SWEBench Automated Code-Repair Evaluation

Comprehensive analysis of 225 automated patch-generation attempts across 6 Python repositories

Key Insight

Half of all patch generation attempts succeed (114/225), but 33.8% fail for non-quality reasons requiring infrastructure fixes.

Action: Prioritize infrastructure fixes (token budget increases, source code availability, pipeline robustness) over model retraining to unlock quick wins.

Methodology

Data Source: cohort_outcomes_artifacts/cohort_comprehensive_metrics.csv

Metric Calculation: Outcome classification based on holistic_evaluator score and patch presence. patch_present (score ≥5.0 AND patch generated), poor_quality_patch (score <5.0 OR truncated), failed_other (no patch due to infrastructure issues), incomplete_patch (truncated mid-generation), unknown (edge cases). Percentages computed as count/225.

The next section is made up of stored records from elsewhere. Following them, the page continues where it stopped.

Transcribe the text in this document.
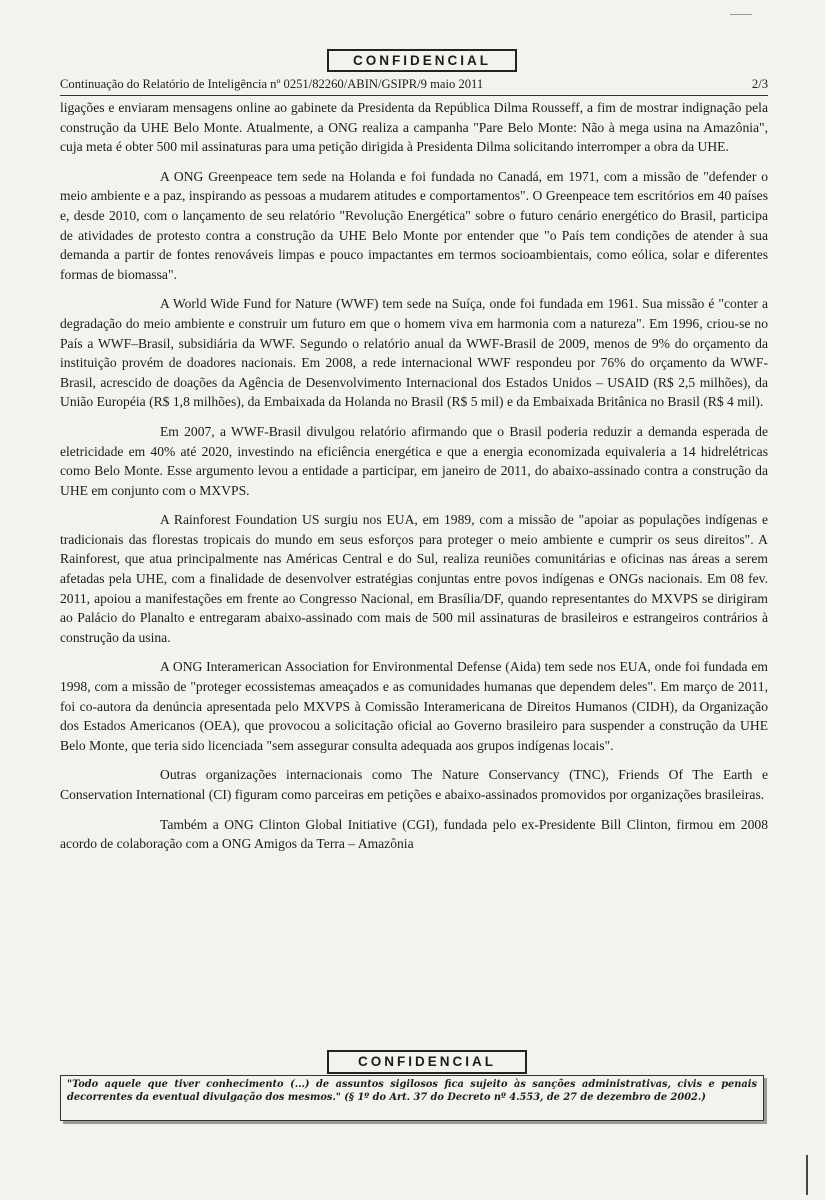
CONFIDENCIAL
Continuação do Relatório de Inteligência nº 0251/82260/ABIN/GSIPR/9 maio 2011	2/3

ligações e enviaram mensagens online ao gabinete da Presidenta da República Dilma Rousseff, a fim de mostrar indignação pela construção da UHE Belo Monte. Atualmente, a ONG realiza a campanha "Pare Belo Monte: Não à mega usina na Amazônia", cuja meta é obter 500 mil assinaturas para uma petição dirigida à Presidenta Dilma solicitando interromper a obra da UHE.

A ONG Greenpeace tem sede na Holanda e foi fundada no Canadá, em 1971, com a missão de "defender o meio ambiente e a paz, inspirando as pessoas a mudarem atitudes e comportamentos". O Greenpeace tem escritórios em 40 países e, desde 2010, com o lançamento de seu relatório "Revolução Energética" sobre o futuro cenário energético do Brasil, participa de atividades de protesto contra a construção da UHE Belo Monte por entender que "o País tem condições de atender à sua demanda a partir de fontes renováveis limpas e pouco impactantes em termos socioambientais, como eólica, solar e diferentes formas de biomassa".

A World Wide Fund for Nature (WWF) tem sede na Suíça, onde foi fundada em 1961. Sua missão é "conter a degradação do meio ambiente e construir um futuro em que o homem viva em harmonia com a natureza". Em 1996, criou-se no País a WWF–Brasil, subsidiária da WWF. Segundo o relatório anual da WWF-Brasil de 2009, menos de 9% do orçamento da instituição provém de doadores nacionais. Em 2008, a rede internacional WWF respondeu por 76% do orçamento da WWF-Brasil, acrescido de doações da Agência de Desenvolvimento Internacional dos Estados Unidos – USAID (R$ 2,5 milhões), da União Européia (R$ 1,8 milhões), da Embaixada da Holanda no Brasil (R$ 5 mil) e da Embaixada Britânica no Brasil (R$ 4 mil).

Em 2007, a WWF-Brasil divulgou relatório afirmando que o Brasil poderia reduzir a demanda esperada de eletricidade em 40% até 2020, investindo na eficiência energética e que a energia economizada equivaleria a 14 hidrelétricas como Belo Monte. Esse argumento levou a entidade a participar, em janeiro de 2011, do abaixo-assinado contra a construção da UHE em conjunto com o MXVPS.

A Rainforest Foundation US surgiu nos EUA, em 1989, com a missão de "apoiar as populações indígenas e tradicionais das florestas tropicais do mundo em seus esforços para proteger o meio ambiente e cumprir os seus direitos". A Rainforest, que atua principalmente nas Américas Central e do Sul, realiza reuniões comunitárias e oficinas nas áreas a serem afetadas pela UHE, com a finalidade de desenvolver estratégias conjuntas entre povos indígenas e ONGs nacionais. Em 08 fev. 2011, apoiou a manifestações em frente ao Congresso Nacional, em Brasília/DF, quando representantes do MXVPS se dirigiram ao Palácio do Planalto e entregaram abaixo-assinado com mais de 500 mil assinaturas de brasileiros e estrangeiros contrários à construção da usina.

A ONG Interamerican Association for Environmental Defense (Aida) tem sede nos EUA, onde foi fundada em 1998, com a missão de "proteger ecossistemas ameaçados e as comunidades humanas que dependem deles". Em março de 2011, foi co-autora da denúncia apresentada pelo MXVPS à Comissão Interamericana de Direitos Humanos (CIDH), da Organização dos Estados Americanos (OEA), que provocou a solicitação oficial ao Governo brasileiro para suspender a construção da UHE Belo Monte, que teria sido licenciada "sem assegurar consulta adequada aos grupos indígenas locais".

Outras organizações internacionais como The Nature Conservancy (TNC), Friends Of The Earth e Conservation International (CI) figuram como parceiras em petições e abaixo-assinados promovidos por organizações brasileiras.

Também a ONG Clinton Global Initiative (CGI), fundada pelo ex-Presidente Bill Clinton, firmou em 2008 acordo de colaboração com a ONG Amigos da Terra – Amazônia

CONFIDENCIAL
"Todo aquele que tiver conhecimento (...) de assuntos sigilosos fica sujeito às sanções administrativas, civis e penais decorrentes da eventual divulgação dos mesmos." (§ 1º do Art. 37 do Decreto nº 4.553, de 27 de dezembro de 2002.)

Visualization Type: Donut chart with center annotation showing success rate (patch_present / total). Uses Paul Tol SRON color palette per metadata requirements.

Metrics Methodology

Key Insight

Repository complexity creates 51.4pp performance gap: simple schemas (marshmallow-code: 88.9%) vastly outperform complex scientific codebases (pyvista: 37.5%).

Action: Implement repository-specific token budgets and exploration strategies: increase budgets for scientific repos (pvlib, pydicom), optimize navigation for CLI tools (sqlfluff), and expand training data for under-sampled repos (pyvista).

Methodology

Data Source: cohort_outcomes_artifacts/cohort_comprehensive_metrics.csv

Aggregation Logic: Samples grouped by repository slug (extracted from instance_id). Pass rate calculated as (patch_present count / total samples per repo). Bars colored by performance tier: green (>70%), yellow (50-70%), red (<50%). Sample counts annotated on each bar.

Axes: X-axis shows pass rate percentage (0-100%), Y-axis lists repository names sorted by pass rate descending. 50% threshold line marks target performance level.

Key Insight

Scientific repos (pvlib: 30.2%, pydicom: 28.6%) suffer 3-6× higher truncation than simple libs (marshmallow: 0%), directly driving failure rates.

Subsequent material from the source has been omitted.